Sekembalinya ke rumah, tugas belum selesai. Sapu halaman, cuci piring, isi tempayan dari sumur. Semua harus selesai sebelum aku berangkat ke sekolah. Senja, adikku, baru bangun saat aku menjemur seragam dan menyisir rambut dengan cepat.

“Mentari, roti gorengnya bawa dua ya, satu buat Bu Guru,” kata Ibu sambil membungkus dengan kertas minyak.

Aku hanya mengangguk. Aku tahu kenapa Ibu menyuruhku berbagi. Kami miskin, tapi Ibu selalu mengajarkan untuk tetap berbudi. “Orang miskin jangan pelit,” begitu katanya.

Perjalanan ke sekolah tak pernah mudah. Jalan tanah merah akan berubah menjadi kubangan kalau hujan semalam. Aku harus mengangkat ujung rok seragam agar tidak kotor. Sepatuku sering basah, tapi aku selalu berusaha tampil rapi.

Di sekolah, aku anak pendiam. Banyak teman mengira aku jutek. Padahal aku hanya tidak pandai bicara. Aku lebih suka menulis. Di balik buku tulis, aku mencatat perasaan—tentang rumah, tentang sungai, tentang keinginan besar yang tak bisa kuucapkan lantang.

Aku ingat suatu siang sepulang sekolah, aku kembali duduk di dapur bersama nenek. Api di tungku masih menyala. Nenek sedang mengupas singkong.

“Nek,” aku berkata perlahan, “Mentari ingin kuliah nanti…”

Nenek tidak langsung menjawab. Matanya menatap api, seperti mencari kata yang tepat dari nyala bara.

“Bagus itu,” katanya akhirnya. “Tapi jangan cuma ingin. Harus siap susah. Sekolah tinggi itu bukan soal uang saja, tapi soal kuat hati. Kamu kuat, Tar. Tapi jangan lupa juga, doa dan kerja keras harus jalan bareng.”

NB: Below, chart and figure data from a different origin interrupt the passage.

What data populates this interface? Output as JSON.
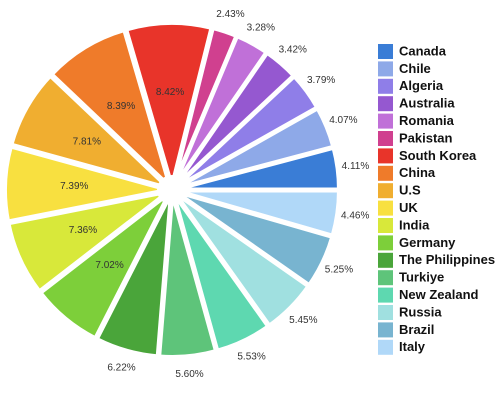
{
  "chart_data": {
    "type": "pie",
    "categories": [
      "Canada",
      "Chile",
      "Algeria",
      "Australia",
      "Romania",
      "Pakistan",
      "South Korea",
      "China",
      "U.S",
      "UK",
      "India",
      "Germany",
      "The Philippines",
      "Turkiye",
      "New Zealand",
      "Russia",
      "Brazil",
      "Italy"
    ],
    "values": [
      4.11,
      4.07,
      3.79,
      3.42,
      3.28,
      2.43,
      8.42,
      8.39,
      7.81,
      7.39,
      7.36,
      7.02,
      6.22,
      5.6,
      5.53,
      5.45,
      5.25,
      4.46
    ],
    "value_labels": [
      "4.11%",
      "4.07%",
      "3.79%",
      "3.42%",
      "3.28%",
      "2.43%",
      "8.42%",
      "8.39%",
      "7.81%",
      "7.39%",
      "7.36%",
      "7.02%",
      "6.22%",
      "5.60%",
      "5.53%",
      "5.45%",
      "5.25%",
      "4.46%"
    ],
    "colors": [
      "#3a7dd6",
      "#8ea9e8",
      "#8f7ee8",
      "#9558d0",
      "#c070d8",
      "#d0408f",
      "#e8342a",
      "#ef7b2a",
      "#f0ae30",
      "#f8e040",
      "#d8e83a",
      "#7dcf3a",
      "#4aa53a",
      "#5ec47a",
      "#5ed8b0",
      "#a0e0e0",
      "#78b4d0",
      "#b0d8f8"
    ],
    "legend": "right"
  }
}
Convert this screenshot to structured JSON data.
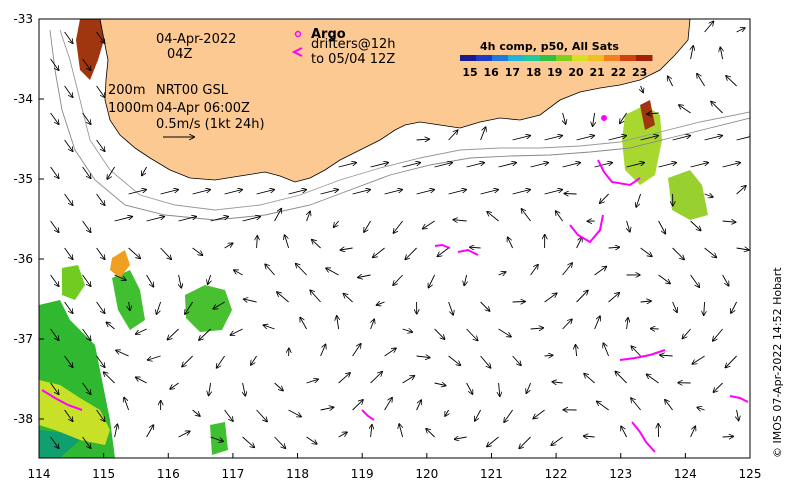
{
  "map": {
    "date_line": "04-Apr-2022",
    "time_line": "04Z",
    "depth_label_1": "200m",
    "depth_label_2": "1000m",
    "product_line": "NRT00 GSL",
    "product_time": "04-Apr 06:00Z",
    "scale_label": "0.5m/s (1kt 24h)",
    "argo_label": "Argo",
    "drifters_line1": "drifters@12h",
    "drifters_line2": "to 05/04 12Z",
    "credit": "© IMOS 07-Apr-2022 14:52 Hobart"
  },
  "colorbar": {
    "title": "4h comp, p50, All Sats",
    "ticks": [
      "15",
      "16",
      "17",
      "18",
      "19",
      "20",
      "21",
      "22",
      "23"
    ]
  },
  "axes": {
    "x_ticks": [
      "114",
      "115",
      "116",
      "117",
      "118",
      "119",
      "120",
      "121",
      "122",
      "123",
      "124",
      "125"
    ],
    "y_ticks": [
      "-33",
      "-34",
      "-35",
      "-36",
      "-37",
      "-38"
    ]
  },
  "colors": {
    "land": "#fcc993",
    "drifter": "#ff00ff",
    "sst_warm": "#a0360f",
    "sst_mid": "#40c020",
    "sst_cool": "#c0e020"
  }
}
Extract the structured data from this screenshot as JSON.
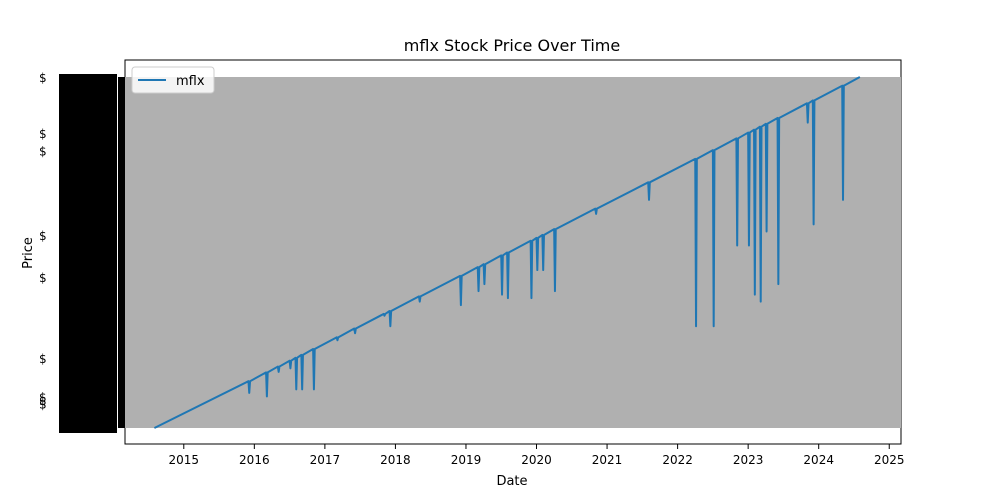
{
  "chart_data": {
    "type": "line",
    "title": "mflx Stock Price Over Time",
    "xlabel": "Date",
    "ylabel": "Price",
    "x_ticks": [
      "2015",
      "2016",
      "2017",
      "2018",
      "2019",
      "2020",
      "2021",
      "2022",
      "2023",
      "2024",
      "2025"
    ],
    "xlim": [
      "2014-03",
      "2025-03"
    ],
    "ylim": [
      0,
      100
    ],
    "y_axis_note": "overlapping categorical price labels",
    "legend": {
      "position": "top-left",
      "entries": [
        "mflx"
      ]
    },
    "colors": {
      "series": "#1f77b4",
      "plot_bg": "#b0b0b0"
    },
    "series": [
      {
        "name": "mflx",
        "start": {
          "x": "2014-08",
          "y": 0
        },
        "end": {
          "x": "2024-08",
          "y": 100
        },
        "dips": [
          {
            "x": "2015-12",
            "y": 10
          },
          {
            "x": "2016-03",
            "y": 9
          },
          {
            "x": "2016-05",
            "y": 16
          },
          {
            "x": "2016-07",
            "y": 17
          },
          {
            "x": "2016-08",
            "y": 11
          },
          {
            "x": "2016-09",
            "y": 11
          },
          {
            "x": "2016-11",
            "y": 11
          },
          {
            "x": "2017-03",
            "y": 25
          },
          {
            "x": "2017-06",
            "y": 27
          },
          {
            "x": "2017-11",
            "y": 32
          },
          {
            "x": "2017-12",
            "y": 29
          },
          {
            "x": "2018-05",
            "y": 36
          },
          {
            "x": "2018-12",
            "y": 35
          },
          {
            "x": "2019-03",
            "y": 39
          },
          {
            "x": "2019-04",
            "y": 41
          },
          {
            "x": "2019-07",
            "y": 38
          },
          {
            "x": "2019-08",
            "y": 37
          },
          {
            "x": "2019-12",
            "y": 37
          },
          {
            "x": "2020-01",
            "y": 45
          },
          {
            "x": "2020-02",
            "y": 45
          },
          {
            "x": "2020-04",
            "y": 39
          },
          {
            "x": "2020-11",
            "y": 61
          },
          {
            "x": "2021-08",
            "y": 65
          },
          {
            "x": "2022-04",
            "y": 29
          },
          {
            "x": "2022-07",
            "y": 29
          },
          {
            "x": "2022-11",
            "y": 52
          },
          {
            "x": "2023-01",
            "y": 52
          },
          {
            "x": "2023-02",
            "y": 38
          },
          {
            "x": "2023-03",
            "y": 36
          },
          {
            "x": "2023-04",
            "y": 56
          },
          {
            "x": "2023-06",
            "y": 41
          },
          {
            "x": "2023-11",
            "y": 87
          },
          {
            "x": "2023-12",
            "y": 58
          },
          {
            "x": "2024-05",
            "y": 65
          },
          {
            "x": "2024-05",
            "y": 73
          }
        ]
      }
    ]
  }
}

Aku mengangguk. Kata-kata nenek masuk seperti air ke tanah kering. Tenang, tapi meresap dalam.

Malamnya aku menulis lagi:

“Aku mandi di sungai, membawa cahaya dari perakpak. Aku belum punya lampu. Tapi aku punya harapan. Suatu hari, aku ingin jadi cahaya itu. Bukan cuma untukku, tapi untuk keluarga, untuk Kampung Karet.”

Waktu terus berjalan. Aku tumbuh dalam pola yang sama: bangun sebelum fajar, bekerja sebelum belajar, lalu kembali ke rumah dengan tubuh lelah tapi hati tetap penuh harap. Sekolah adalah pelarianku. Tempat di mana aku merasa dihargai karena nilai, bukan karena nama belakang atau uang saku.

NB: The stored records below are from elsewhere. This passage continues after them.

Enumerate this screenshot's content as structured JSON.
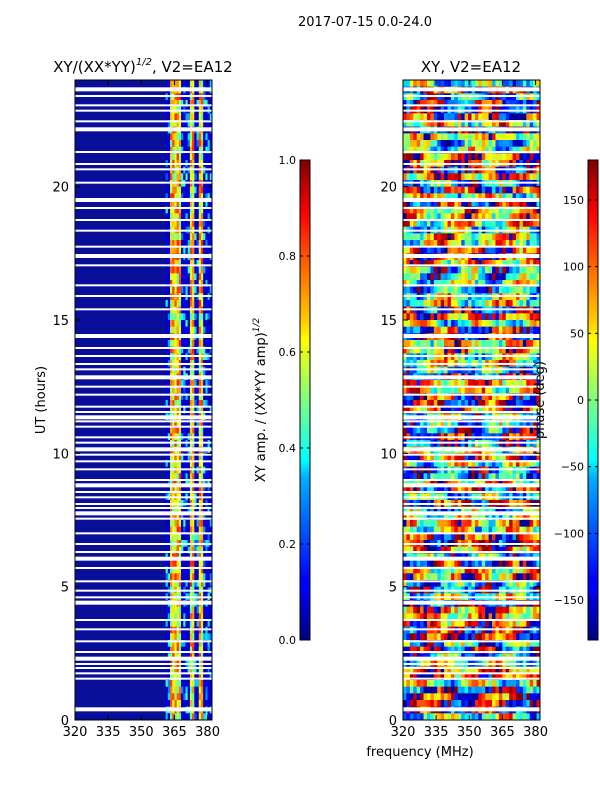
{
  "figure_title": "2017-07-15 0.0-24.0",
  "xlabel_shared": "frequency (MHz)",
  "chart_data": [
    {
      "type": "heatmap",
      "title_main": "XY/(XX*YY)",
      "title_sup": "1/2",
      "title_suffix": ", V2=EA12",
      "ylabel": "UT (hours)",
      "xlim": [
        320,
        382
      ],
      "ylim": [
        0,
        24
      ],
      "xticks": [
        320,
        335,
        350,
        365,
        380
      ],
      "yticks": [
        0,
        5,
        10,
        15,
        20
      ],
      "colorbar": {
        "label_main": "XY amp. / (XX*YY amp)",
        "label_sup": "1/2",
        "range": [
          0.0,
          1.0
        ],
        "ticks": [
          0.0,
          0.2,
          0.4,
          0.6,
          0.8,
          1.0
        ],
        "tick_labels": [
          "0.0",
          "0.2",
          "0.4",
          "0.6",
          "0.8",
          "1.0"
        ],
        "colormap": "jet"
      },
      "data_summary": "Mostly low amplitude (~0.05) across band; elevated amplitude (0.4-0.9) in narrow channels near 363-368, 372-374 and 376-378 MHz",
      "bright_channels_mhz": [
        [
          363,
          368
        ],
        [
          372,
          374
        ],
        [
          376,
          378
        ]
      ]
    },
    {
      "type": "heatmap",
      "title_main": "XY, V2=EA12",
      "ylabel": "",
      "xlim": [
        320,
        382
      ],
      "ylim": [
        0,
        24
      ],
      "xticks": [
        320,
        335,
        350,
        365,
        380
      ],
      "yticks": [
        0,
        5,
        10,
        15,
        20
      ],
      "colorbar": {
        "label_main": "phase (deg)",
        "range": [
          -180,
          180
        ],
        "ticks": [
          -150,
          -100,
          -50,
          0,
          50,
          100,
          150
        ],
        "tick_labels": [
          "−150",
          "−100",
          "−50",
          "0",
          "50",
          "100",
          "150"
        ],
        "colormap": "jet"
      },
      "data_summary": "Phase varies widely across the full -180 to 180 deg range in patchy structures"
    }
  ],
  "flagged_rows_hours": [
    0.4,
    1.55,
    1.75,
    1.95,
    2.1,
    2.3,
    2.55,
    2.95,
    3.4,
    3.75,
    4.4,
    4.6,
    4.85,
    5.2,
    5.7,
    6.05,
    6.3,
    6.6,
    7.0,
    7.55,
    7.75,
    7.95,
    8.1,
    8.35,
    8.55,
    8.8,
    9.0,
    9.4,
    9.7,
    9.95,
    10.15,
    10.4,
    10.6,
    11.0,
    11.2,
    11.35,
    11.55,
    11.75,
    12.2,
    12.5,
    12.85,
    13.15,
    13.35,
    13.65,
    13.95,
    14.4,
    15.4,
    15.9,
    16.3,
    17.05,
    17.4,
    17.75,
    18.35,
    18.75,
    19.2,
    19.5,
    20.15,
    20.65,
    20.85,
    21.3,
    22.15,
    22.45,
    22.85,
    23.05,
    23.4,
    23.65
  ]
}
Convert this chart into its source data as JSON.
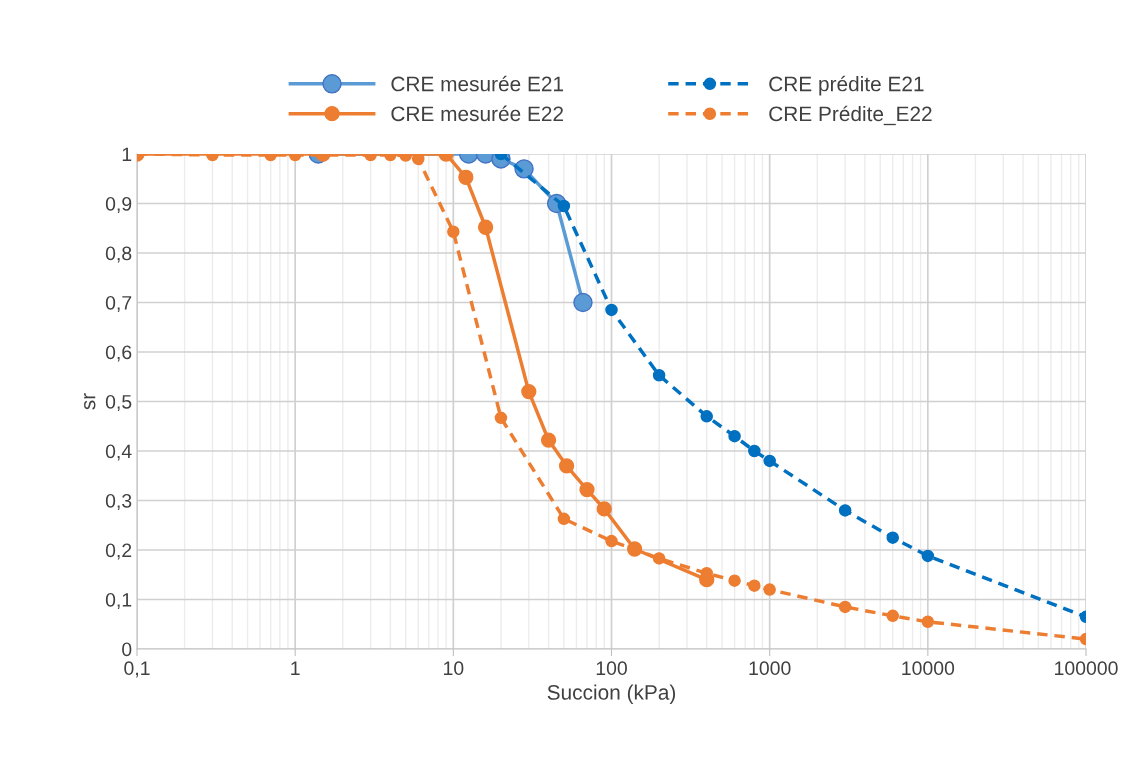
{
  "chart_data": {
    "type": "line",
    "xlabel": "Succion (kPa)",
    "ylabel": "sr",
    "log": "x",
    "grid": true,
    "legend": "top",
    "marker": "circle",
    "xlim": [
      0.1,
      100000
    ],
    "xticks": [
      {
        "value": 0.1,
        "label": "0,1"
      },
      1,
      10,
      100,
      1000,
      10000,
      100000
    ],
    "ylim": [
      0,
      1
    ],
    "yticks": [
      0,
      {
        "value": 0.1,
        "label": "0,1"
      },
      {
        "value": 0.2,
        "label": "0,2"
      },
      {
        "value": 0.3,
        "label": "0,3"
      },
      {
        "value": 0.4,
        "label": "0,4"
      },
      {
        "value": 0.5,
        "label": "0,5"
      },
      {
        "value": 0.6,
        "label": "0,6"
      },
      {
        "value": 0.7,
        "label": "0,7"
      },
      {
        "value": 0.8,
        "label": "0,8"
      },
      {
        "value": 0.9,
        "label": "0,9"
      },
      1
    ],
    "series": [
      {
        "name": "CRE mesurée E21",
        "color": "#5b9bd5",
        "line_style": "solid",
        "x": [
          1.4,
          12.5,
          16,
          20,
          28,
          45,
          66
        ],
        "values": [
          1,
          1,
          1,
          0.99,
          0.97,
          0.9,
          0.7
        ]
      },
      {
        "name": "CRE prédite E21",
        "color": "#0070c0",
        "line_style": "dashed",
        "x": [
          20,
          50,
          100,
          200,
          400,
          600,
          800,
          1000,
          3000,
          6000,
          10000,
          100000
        ],
        "values": [
          1,
          0.895,
          0.685,
          0.553,
          0.47,
          0.43,
          0.4,
          0.38,
          0.28,
          0.225,
          0.188,
          0.065
        ]
      },
      {
        "name": "CRE mesurée E22",
        "color": "#ed7d31",
        "line_style": "solid",
        "x": [
          0.1,
          1.5,
          9,
          12,
          16,
          30,
          40,
          52,
          70,
          90,
          140,
          400
        ],
        "values": [
          1,
          1,
          1,
          0.953,
          0.852,
          0.52,
          0.422,
          0.37,
          0.322,
          0.283,
          0.202,
          0.14
        ]
      },
      {
        "name": "CRE Prédite_E22",
        "color": "#ed7d31",
        "line_style": "dashed",
        "x": [
          0.1,
          0.3,
          0.7,
          1,
          3,
          4,
          5,
          6,
          10,
          20,
          50,
          100,
          200,
          400,
          600,
          800,
          1000,
          3000,
          6000,
          10000,
          100000
        ],
        "values": [
          1,
          0.998,
          0.998,
          0.998,
          0.998,
          0.998,
          0.997,
          0.99,
          0.843,
          0.467,
          0.263,
          0.218,
          0.183,
          0.153,
          0.138,
          0.128,
          0.12,
          0.085,
          0.067,
          0.055,
          0.02
        ]
      }
    ]
  }
}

Aku ingat suatu hari, seorang guru berkata di depan kelas:

“Anak pintar itu banyak. Tapi yang bisa bertahan sampai sukses, cuma sedikit. Bukan karena bodoh, tapi karena hidup tak memberi semua anak kesempatan yang sama.”

Aku terdiam. Seolah kata-kata itu ditujukan langsung padaku.

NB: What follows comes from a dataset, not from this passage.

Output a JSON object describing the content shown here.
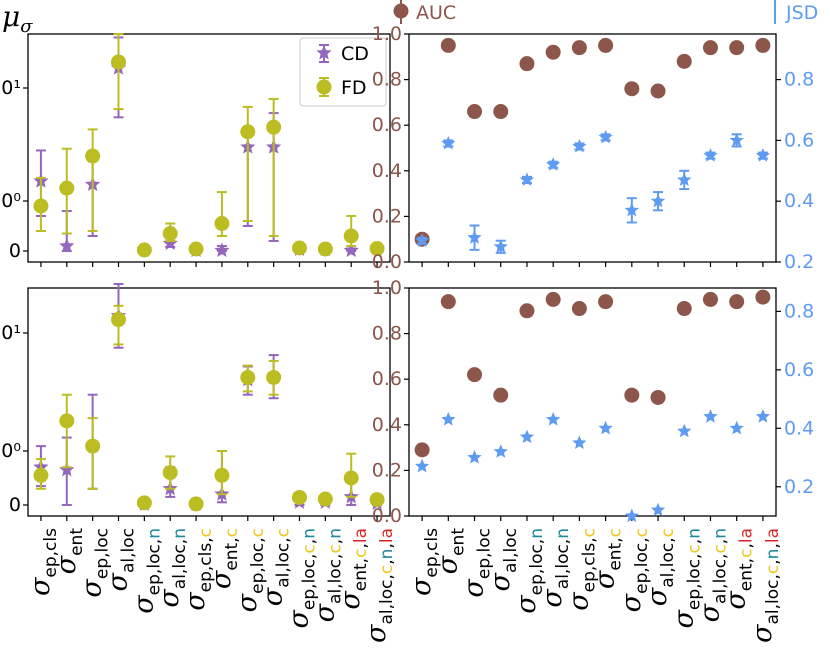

Sore itu, langit mulai memerah. Senja duduk di sampingku, main boneka dari kain perca. Di depan kami, Ibu sedang menjemur pakaian. Nenek memanggil dari dapur, minta tolong ambil daun pisang.

Aku berdiri dan berjalan menyusuri jalan kecil. Langit jingga menggantung di atas pohon kelapa. Aku berhenti sebentar, menatap awan yang berubah warna. Lalu berkata pelan dalam hati:

“Kalau langit bisa berubah… aku juga bisa.”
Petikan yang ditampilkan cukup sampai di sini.